Regarding the primary disease most frequent diagnoses were NHL 19%, breast cancer 16%, myeloma 10%, Hodgkin’s disease, and AML 6% each. 75% of pts received chemotherapy and 47% received radiotherapy. Most pts received combination regimen containing alkylating agents in 59%, topoisomerase inhibitors in 35%, antitubulin agents in 28%, and antimetabolites in 38%. Latency periods varied broadly (≤3 yrs 22%, >3-≤6 yrs 26%, >6-≤12 yrs 31%, >12 yrs 21%).
Median follow-up from MDS diagnosis was 56 months, median survival 17 months. After MDS diagnosis 30% of pts received disease altering treatment, including stem cell transplantation in 17%.
Features with influence on survival and time to AML in univariable analysis included age, FAB, WHO, IPSS, IPSS-R, cytogenetic risk, platelets, marrow and peripheral blasts, ferritin, fibrosis, year of primary diagnosis. Predominantly influence on survival was seen for year of MDS diagnosis, hemoglobin, LDH, and use of alkylating agents. A latency period >12 years showed higher risk of AML. Neutrophil count, use of chemo or radiotherapy as well as other chemotherapeutic agents had no influence on both outcomes.
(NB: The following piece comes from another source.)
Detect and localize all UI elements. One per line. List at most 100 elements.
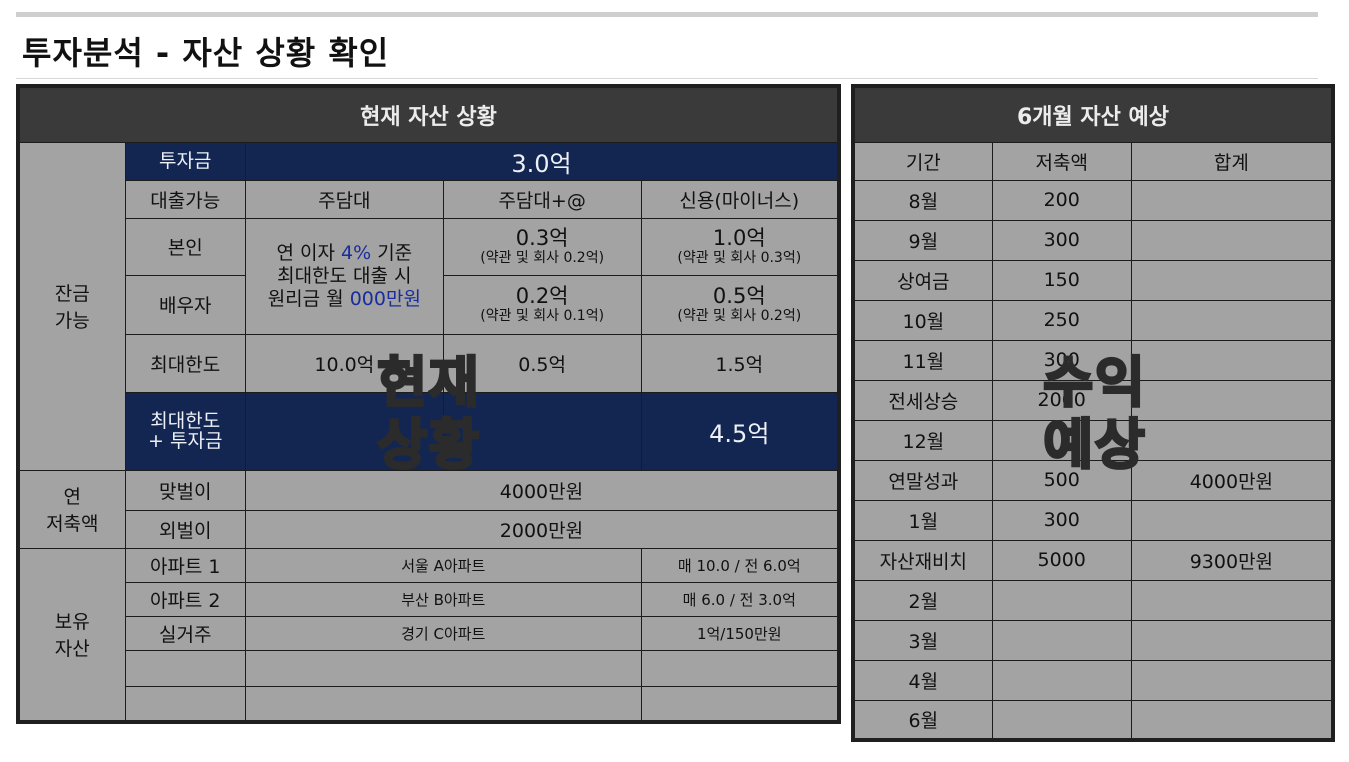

Our results indicate that both the IPSS (Dxy 0.26 for survival, 0.35 for AML), and IPSS-R (Dxy 0.32 for both) perform moderately in tMDS, but not as well as in primary MDS. Adjusting prognostic models to tMDS seems therefore required. Score versions including peripheral blasts perform somewhat better. Separate score versions for survival and time to AML would give differing weights to most features. Hemoglobin and cytogenetics would get more weight for survival, while marrow blasts would be more important regarding AML. Another issue is the possible integration of data on primary disease/therapy.
Summary
In contrast to early publications on tMDS, where aberrant cytogenetics were described in >90% of pts and prognosis was seen uniformly poor, surprisingly we find good risk karyotypes in a relatively large number. Although some cases might be unrelated to previous therapy and poor risk cytogenetics are still overrepresented, this indicates, different types of tMDS exist. Our analysis shows that indeed many variables exhibit a prognostic influence in tMDS. About one third of our pts were treated for MDS. However, censoring/leaving them out would not show a representative cohort. Further analyses are performed to propose an optimized scoring system for tMDS.